Senator Hillary Clinton

Sunday, June 13, 2004

More disturbing things from Abu Ghraib

Its possible top officals in a position to stop the torture at Abu ghraib knew about it two months before they claim they did.
Beginning in November, a small unit of interrogators at Abu Ghraib prison began reporting allegations of prisoner abuse, including the bloody beatings of five blindfolded Iraqi generals, in internal documents sent to senior officers, according to interviews with military personnel who worked in the prison.

The disclosure of the documents raises new questions about whether senior officers in Iraq were alerted about serious abuses at the prison before January. Top military officials have said previously they only learned about abuses then, after a soldier came forward with photographs

The whole article adds to the disturbing abuses already reported, and the inaction of military officals to stop it. Reports began to trickle out as part of an interrogation technique inquiring on prisioner's treatment to forge a bond of supposed caring. Lower soldiers became shocked at stories and felt the moral obligation to inform their superiors.
"We couldn't believe what we were hearing," said one soldier. Two detainees reported having been given electric shocks at other holding facilities before arriving in Abu Ghraib, according to the interviews. One prisoner's file included photographs of burns on his body." We didn't want people to know that we knew about it and didn't report it," the soldier said.

Oh, anf the five generals allude to in the opening? Another disturbing story.
The beating of the former generals, which has not previously been disclosed, is being examined by the Pentagon as part of its inquiry into abuses at Abu Ghraib, according to people knowledgable about the investigation.

By mid-December, two separate reports of the beating had been made, one by the Detainee Assessment Branch and one by a military intelligence analyst, according to the sources. The analyst asked a former general at the end of an interrogation what had happened to his nose — it was smashed and tilted to the left, and a 2-inch gash on his chin had been stitched.

The prisoner, a man in his 50s, began telling the story of the beating, which he said had occurred about a week earlier. His account closely matched that given independently to the Detainee Assessment Branch by another former general around the same time.

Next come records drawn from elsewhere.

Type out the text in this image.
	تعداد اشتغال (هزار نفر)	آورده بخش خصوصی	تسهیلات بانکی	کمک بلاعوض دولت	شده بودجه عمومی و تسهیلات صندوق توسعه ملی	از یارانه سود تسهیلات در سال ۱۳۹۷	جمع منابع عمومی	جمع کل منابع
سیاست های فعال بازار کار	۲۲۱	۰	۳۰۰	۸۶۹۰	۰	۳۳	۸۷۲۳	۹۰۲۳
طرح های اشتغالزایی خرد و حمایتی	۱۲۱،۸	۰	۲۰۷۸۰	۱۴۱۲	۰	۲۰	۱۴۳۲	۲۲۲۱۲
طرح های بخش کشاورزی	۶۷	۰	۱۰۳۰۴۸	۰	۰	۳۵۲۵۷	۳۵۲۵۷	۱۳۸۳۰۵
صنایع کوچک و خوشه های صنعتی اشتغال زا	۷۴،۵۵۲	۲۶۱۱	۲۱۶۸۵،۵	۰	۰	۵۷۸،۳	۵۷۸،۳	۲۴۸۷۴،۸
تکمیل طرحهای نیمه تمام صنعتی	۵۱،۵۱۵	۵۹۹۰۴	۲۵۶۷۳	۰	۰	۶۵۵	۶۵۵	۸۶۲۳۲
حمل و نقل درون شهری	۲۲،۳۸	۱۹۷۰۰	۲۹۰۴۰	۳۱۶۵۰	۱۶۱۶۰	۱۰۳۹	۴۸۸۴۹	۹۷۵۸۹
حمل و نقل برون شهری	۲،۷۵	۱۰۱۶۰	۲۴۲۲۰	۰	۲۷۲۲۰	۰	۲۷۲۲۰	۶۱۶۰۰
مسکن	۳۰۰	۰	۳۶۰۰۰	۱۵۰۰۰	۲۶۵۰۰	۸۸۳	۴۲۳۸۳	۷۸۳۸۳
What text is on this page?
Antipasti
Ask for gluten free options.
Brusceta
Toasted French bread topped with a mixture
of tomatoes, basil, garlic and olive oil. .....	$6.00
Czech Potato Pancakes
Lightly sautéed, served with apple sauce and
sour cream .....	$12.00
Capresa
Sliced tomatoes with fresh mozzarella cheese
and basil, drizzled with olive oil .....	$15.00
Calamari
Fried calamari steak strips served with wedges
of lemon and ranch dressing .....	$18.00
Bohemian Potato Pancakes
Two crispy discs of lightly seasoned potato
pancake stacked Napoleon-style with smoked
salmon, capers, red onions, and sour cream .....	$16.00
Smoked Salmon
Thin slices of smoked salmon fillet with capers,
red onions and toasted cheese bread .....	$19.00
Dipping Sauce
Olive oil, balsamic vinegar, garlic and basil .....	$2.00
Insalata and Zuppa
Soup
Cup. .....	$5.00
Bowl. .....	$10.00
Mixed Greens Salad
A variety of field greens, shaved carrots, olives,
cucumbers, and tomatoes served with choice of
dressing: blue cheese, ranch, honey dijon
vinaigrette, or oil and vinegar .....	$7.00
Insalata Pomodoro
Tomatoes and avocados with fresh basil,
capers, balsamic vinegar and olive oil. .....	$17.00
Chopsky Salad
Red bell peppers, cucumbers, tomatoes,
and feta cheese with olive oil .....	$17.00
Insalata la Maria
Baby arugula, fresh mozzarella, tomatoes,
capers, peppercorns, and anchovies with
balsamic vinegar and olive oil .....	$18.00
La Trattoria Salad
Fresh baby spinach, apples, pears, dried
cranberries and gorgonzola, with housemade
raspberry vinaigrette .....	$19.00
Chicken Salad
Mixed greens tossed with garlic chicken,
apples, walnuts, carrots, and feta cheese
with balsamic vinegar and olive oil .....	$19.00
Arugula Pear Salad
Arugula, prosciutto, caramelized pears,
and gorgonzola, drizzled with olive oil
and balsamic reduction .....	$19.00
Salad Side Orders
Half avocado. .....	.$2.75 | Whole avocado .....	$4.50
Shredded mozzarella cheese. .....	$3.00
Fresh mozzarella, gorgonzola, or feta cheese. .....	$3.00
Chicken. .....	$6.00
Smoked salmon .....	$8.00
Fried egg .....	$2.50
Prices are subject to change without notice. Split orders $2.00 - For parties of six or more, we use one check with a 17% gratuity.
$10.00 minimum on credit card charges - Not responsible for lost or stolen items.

According to their accounts, here is what happened: One evening after fierce riots had erupted at the prison in late November, a group of soldiers rounded up the five former Iraqi generals, who were suspected of instigating the revolt. On their way to the prison's isolation unit, the soldiers stopped the captives, who were handcuffed and blindfolded, and arranged them in a line. Then the guards attacked the prisoners with a barrage of punches, beating them until they were covered in blood.

The military intelligence analyst alerted his sergeant to the incident, but the sergeant responded that the prisoners "probably deserved it," a person with first-hand knowledge of the investigation said.

That's showing the nations of the world how we deal with violations, eh Rummy?